‘You mean a panel of teachers or librarians in some Bible-belt area of America?’ A chill ran down my spine when I was informed that, no, it wasn’t an American panel…it was a fully New Zealand panel.
To add insult to injury, I was then asked if I would like them to send me, as a memento, the completed artwork for the aborted new edition. At this juncture I was a tad rude, and I do have regrets here because common sense tells me it had not been the poor young editor’s fault. Her enthusiasm for the whole project had been admirable.
But where in this green, pleasant and relatively liberal land of ours had they managed to come across this coven of bigots? And poor old Possum Perkins now almost a quarter-century old!
I think Rosa Dorothea would have enjoyed the tale of Rosa Dorothy Perkins. Indeed I know she would have. ‘Hmmm,’ murmured my father when I gave him his copy. ‘Not as big as a Wilbur Smith, is it?’
Ivan enjoyed the book. I’m pretty sure he enjoyed everything I wrote; and if he didn’t, he certainly didn’t say so. I do know that he was fully supportive of my soon-to-be-made decision to give up teaching in order to write full-time. Now, as I creep further into old age, I realize increasingly just what an enormous debt I owe my parents, Ivan and Dorothy Taylor.
In midsummer of the year 1860, James and Elizabeth Taylor and their seven children—an eighth had died in infancy—boarded the clipper Robert Henderson in Glasgow, Scotland, for the long voyage to Dunedin, New Zealand. Quite clearly this was a search for a better life. Each of their eight offspring had been born in a different town or village around Highland and Lowland Scotland. James is described as being a ‘farm steward’, and satisfactory employment had obviously been hard to find for this father of a growing brood who needed to be clothed, fed and educated. Like thousands of other families at that time in England, Scotland and Ireland, they looked further afield. In James and Elizabeth’s instance they decided upon following the trail to the other side of the world already taken by a fair few other Scots over the previous decade.
The voyage was long; three months at sea, even though the clipper was, according to records, one of the best, one of the speediest. One hundred and fifty years later and many of their descendants make the same trip, if they’re in a hurry, in little more than twenty-four hours!
It was an uneventful voyage, other than for an outbreak of scarlet fever which knocked off four of the passengers. Seven others perished from a variety of conditions. The monotony of the long voyage would have been slightly relieved by what was likely obligatory attendance at the subsequent burials at sea.

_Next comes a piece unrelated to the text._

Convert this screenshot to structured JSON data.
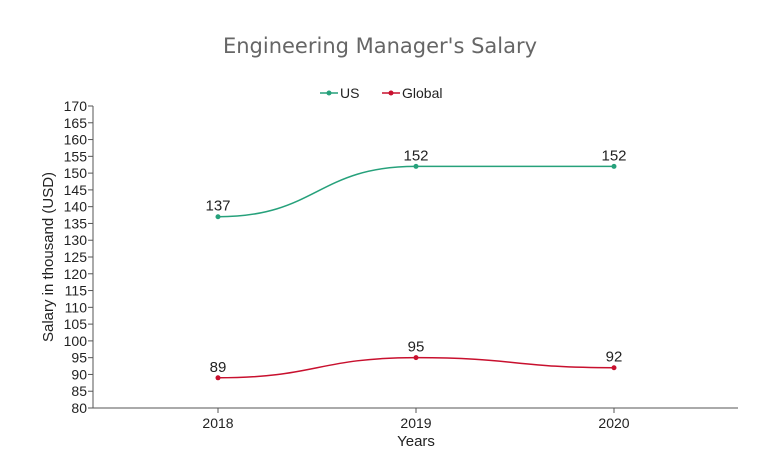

The Taylors settled in Dunedin’s North East Valley. James seems to have been a man of some small substance, because he and his older sons managed to rake up enough capital to establish a small carrying business; probably a bullock-drawn dray. Luck was on their side. The Central Otago gold rush began a few months later. Canny Scots, they decided against chasing the elusive metal, but were certainly not averse to carrying others who needed transport to the goldfields along with their equipment and provisions. James and his boys made enough money to buy a modest acreage in Winton, Southland, among the first handful of settlers in that community. In 1864, most of the family moved there. They farmed, and continued carrying and contracting.
By the time they died—James in 1898, and his wife in 1901—they had become patriarch and matriarch of a very large brood indeed. It was to get much larger.
By 1986 when a family gathering was held in Invercargill and Winton, James and Elizabeth had 5,000 living descendants. Not all of them could make it to the big weekend, but some 1,500 did. It was just as well that Invercargill’s Centennial Hall was big enough to take the number. When the 1,500 moved over to Winton, it was the racecourse that had to do the honours. Organization was simple: seven groups, each lot descended from one of the children of James and Elizabeth.
Some had done better than others in the reproduction stakes. The only one really letting the side down was the Jane Taylor branch, of which there were only twelve living descendants.